ABSTRACT

Heart failure is a heterogeneous clinical syndrome but is fundamentally characterized by a

decrease in myocardial performance with a resultant decrease in cardiac output. As cardiac

output declines, a variety of compensatory mechanisms are activated, with both beneficial

and harmful acute and long-term effects. Peripheral vasoconstriction, a physiologic

response designed to maintain systemic perfusion pressure in response to a drop in cardiac

output, is a hallmark of the heart failure syndrome. Regulation of vascular tone is

controlled by complex neurohormonal and hemodynamic processes, including the

sympathetic nervous system, the renin-angiotensin system, and multiple endogenous

vasoconstrictive/vasodilatory factors. Vasoconstriction is functionally important in the

setting of trauma, severe hemorrhage, or short term decrease in cardiac performance,

acting to maintain arterial pressure and perfusion of the brain and other vital organs.

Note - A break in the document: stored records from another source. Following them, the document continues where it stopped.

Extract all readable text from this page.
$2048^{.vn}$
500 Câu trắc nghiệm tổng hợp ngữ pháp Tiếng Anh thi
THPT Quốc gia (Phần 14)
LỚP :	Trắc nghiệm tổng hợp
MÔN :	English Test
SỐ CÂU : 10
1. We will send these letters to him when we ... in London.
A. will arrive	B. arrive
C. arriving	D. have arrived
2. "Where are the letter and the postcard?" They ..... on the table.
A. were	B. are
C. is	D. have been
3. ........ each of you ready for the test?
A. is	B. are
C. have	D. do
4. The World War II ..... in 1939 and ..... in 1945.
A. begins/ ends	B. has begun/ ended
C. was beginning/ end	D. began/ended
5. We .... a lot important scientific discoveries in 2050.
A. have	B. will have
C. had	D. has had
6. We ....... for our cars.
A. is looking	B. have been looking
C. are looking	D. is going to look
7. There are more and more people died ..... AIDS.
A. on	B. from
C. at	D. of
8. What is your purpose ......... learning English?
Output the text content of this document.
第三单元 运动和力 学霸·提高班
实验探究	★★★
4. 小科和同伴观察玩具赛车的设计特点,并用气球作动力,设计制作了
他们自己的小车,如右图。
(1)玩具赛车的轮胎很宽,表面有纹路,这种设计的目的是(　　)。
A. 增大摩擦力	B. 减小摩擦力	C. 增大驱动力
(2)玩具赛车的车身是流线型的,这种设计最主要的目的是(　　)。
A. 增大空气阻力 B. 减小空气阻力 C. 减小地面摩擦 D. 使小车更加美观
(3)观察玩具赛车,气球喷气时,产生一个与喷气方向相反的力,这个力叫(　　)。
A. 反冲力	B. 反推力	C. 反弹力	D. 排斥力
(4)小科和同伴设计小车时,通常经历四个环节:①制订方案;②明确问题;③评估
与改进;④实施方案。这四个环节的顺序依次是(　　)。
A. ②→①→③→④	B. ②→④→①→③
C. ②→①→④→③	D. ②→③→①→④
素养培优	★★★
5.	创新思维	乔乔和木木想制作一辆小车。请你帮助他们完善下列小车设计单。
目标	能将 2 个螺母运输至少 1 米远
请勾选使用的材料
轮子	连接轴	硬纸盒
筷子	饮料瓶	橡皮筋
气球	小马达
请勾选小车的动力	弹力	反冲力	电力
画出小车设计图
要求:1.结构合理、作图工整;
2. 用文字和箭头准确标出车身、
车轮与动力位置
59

However, in the setting of heart failure, chronic vasoconstriction leads to reduced cardiac

output, increased myocardial oxygen consumption, decreased coronary perfusion, and

increased cell death (Fig. 1). This fundamental observation establishes the rationale for the

use of vasodilator agents in heart failure, a heterogeneous class of drugs that have become

mainstays in the management of acute and chronic heart failure.